Te zien is dat de spaarrente sterk daalt, dat onroerend goed sterk in waarde stijgt en dat aandelen sterk fluctueren.
De tabel 5 geeft een enigszins ontluisterend beeld, met name als de uitspraak van de HR in ogenschouw genomen wordt.
Je zou maar belegd hebben in obligaties bijna geen rendement of zelfs een negatief rendement, maar het is een belegging je wordt belast tegen 5,39% in 2017.

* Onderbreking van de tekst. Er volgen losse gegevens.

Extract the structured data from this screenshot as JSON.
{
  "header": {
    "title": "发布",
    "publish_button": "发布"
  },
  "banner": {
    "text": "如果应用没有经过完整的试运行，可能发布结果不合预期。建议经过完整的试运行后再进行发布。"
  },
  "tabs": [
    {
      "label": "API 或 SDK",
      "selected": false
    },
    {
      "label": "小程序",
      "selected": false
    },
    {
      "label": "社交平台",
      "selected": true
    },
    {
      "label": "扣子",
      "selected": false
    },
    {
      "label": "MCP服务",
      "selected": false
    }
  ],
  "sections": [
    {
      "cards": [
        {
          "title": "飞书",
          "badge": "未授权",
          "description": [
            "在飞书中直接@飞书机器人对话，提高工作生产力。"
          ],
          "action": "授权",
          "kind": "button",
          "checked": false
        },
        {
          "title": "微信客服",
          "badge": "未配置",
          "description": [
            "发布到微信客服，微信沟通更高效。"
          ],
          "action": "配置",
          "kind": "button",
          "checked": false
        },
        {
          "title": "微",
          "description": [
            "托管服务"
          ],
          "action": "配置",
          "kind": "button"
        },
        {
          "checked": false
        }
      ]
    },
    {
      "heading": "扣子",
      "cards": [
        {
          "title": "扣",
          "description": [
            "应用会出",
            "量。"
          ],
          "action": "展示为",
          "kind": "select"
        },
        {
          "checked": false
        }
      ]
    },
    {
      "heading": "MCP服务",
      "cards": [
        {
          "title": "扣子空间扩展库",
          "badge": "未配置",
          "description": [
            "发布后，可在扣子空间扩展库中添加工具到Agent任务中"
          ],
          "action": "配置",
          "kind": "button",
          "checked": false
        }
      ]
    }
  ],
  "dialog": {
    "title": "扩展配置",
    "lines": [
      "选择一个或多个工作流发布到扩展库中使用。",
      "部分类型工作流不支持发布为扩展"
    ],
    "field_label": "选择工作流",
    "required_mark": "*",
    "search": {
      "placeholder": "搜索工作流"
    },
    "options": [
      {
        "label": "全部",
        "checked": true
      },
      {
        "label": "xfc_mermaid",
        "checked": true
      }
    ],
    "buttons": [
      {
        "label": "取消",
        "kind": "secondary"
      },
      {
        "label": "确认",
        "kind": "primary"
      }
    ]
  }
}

Of je zou aandelen hebben, gezien de tabel heb je gemiddeld over de 5 jaar 10% koerswinst behaald. Maar heb je dividend gekregen? Het lijkt erop dat reeds een voorschot genomen wordt op de vermogensaanwasbelasting. Echter volgens Van Dale is rendement winst. Volgens het algemene principe van “goed koopmansgebruik” hoeft winst pas genomen te worden als hij gerealiseerd is een en ander in het kader van het voorzichtigheidsbeginsel. Die voorzichtigheid zou dan beleggers niet toekomen: die moeten betalen over waardestijgingen die nog niet gerealiseerd worden. En hoe gaat dat met nog niet gerealiseerde dalingen?

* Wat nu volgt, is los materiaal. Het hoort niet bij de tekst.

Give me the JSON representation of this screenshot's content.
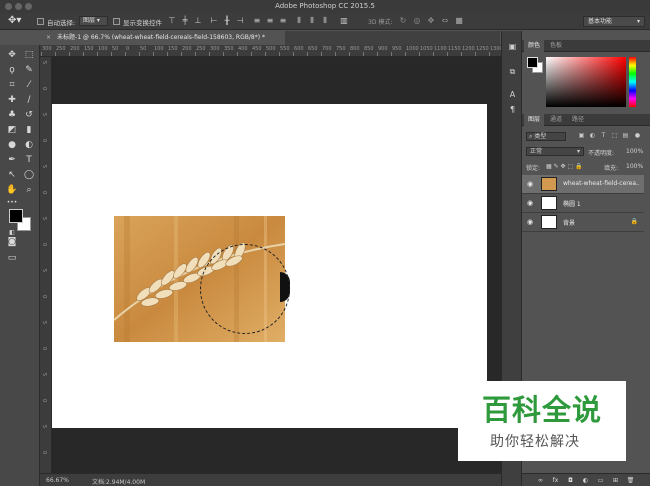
{
  "window": {
    "title": "Adobe Photoshop CC 2015.5"
  },
  "options_bar": {
    "auto_select_label": "自动选择:",
    "auto_select_target": "图层",
    "show_transform_label": "显示变换控件",
    "mode_3d_label": "3D 模式:",
    "workspace": "基本功能"
  },
  "document": {
    "tab_title": "未标题-1 @ 66.7% (wheat-wheat-field-cereals-field-158603, RGB/8*) *",
    "zoom": "66.67%",
    "doc_size": "文档:2.94M/4.00M"
  },
  "ruler_top_labels": [
    "300",
    "250",
    "200",
    "150",
    "100",
    "50",
    "0",
    "50",
    "100",
    "150",
    "200",
    "250",
    "300",
    "350",
    "400",
    "450",
    "500",
    "550",
    "600",
    "650",
    "700",
    "750",
    "800",
    "850",
    "900",
    "950",
    "1000",
    "1050",
    "1100",
    "1150",
    "1200",
    "1250",
    "1300"
  ],
  "ruler_left_labels": [
    "5",
    "0",
    "5",
    "0",
    "5",
    "0",
    "5",
    "0",
    "5",
    "0",
    "5",
    "0",
    "5",
    "0",
    "5",
    "0"
  ],
  "color_panel": {
    "tabs": [
      "颜色",
      "色板"
    ],
    "foreground": "#000000",
    "background": "#ffffff"
  },
  "layers_panel": {
    "tabs": [
      "图层",
      "通道",
      "路径"
    ],
    "filter_kind": "类型",
    "blend_mode": "正常",
    "opacity_label": "不透明度:",
    "opacity_value": "100%",
    "lock_label": "锁定:",
    "fill_label": "填充:",
    "fill_value": "100%",
    "layers": [
      {
        "name": "wheat-wheat-field-cerea...",
        "selected": true
      },
      {
        "name": "椭圆 1",
        "selected": false
      },
      {
        "name": "背景",
        "selected": false
      }
    ]
  },
  "watermark": {
    "big_text": "百科全说",
    "small_text": "助你轻松解决"
  }
}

Hetzelfde heeft te gelden voor onroerend goed. Als ik een woning heb die verhuurd is, zal ik als rendement de huur ontvangen, dat de woning in waarde stijgt is nog geen rendement. Sterker nog naast de huur zijn veel vastgoedinvesteerders bezig met een grote verduurzamingsslag. Deze kosten mogen dan nog eens in mindering op de ontvangen huur, dus ja rendement ik weet het niet zo net, maar zeker geen 20,4% in 2021.
Ik verwacht dat de Belastingdienst veel bezwaarschriften tegemoet kan zien, ten aanzien van de nog op te leggen aanslagen in BOX III. En degene die reeds bezwaar (ik begrijp dat er toch 210.000 bezwaarschriften BOX III liggen) indiende tegen de opgelegde aanslagen kan, zo heeft de Staatssecretaris aangegeven, als de uitkomst van de hersteloperatie niet het gewenste resultaat heeft, een verzoek tot ambtshalve vermindering kunnen doen waartegen indien afgewezen beroep open staat.
Ik weet niet of de Belastingdienst de komende jaren aan de doelstellingen van de controledichtheid toekomen.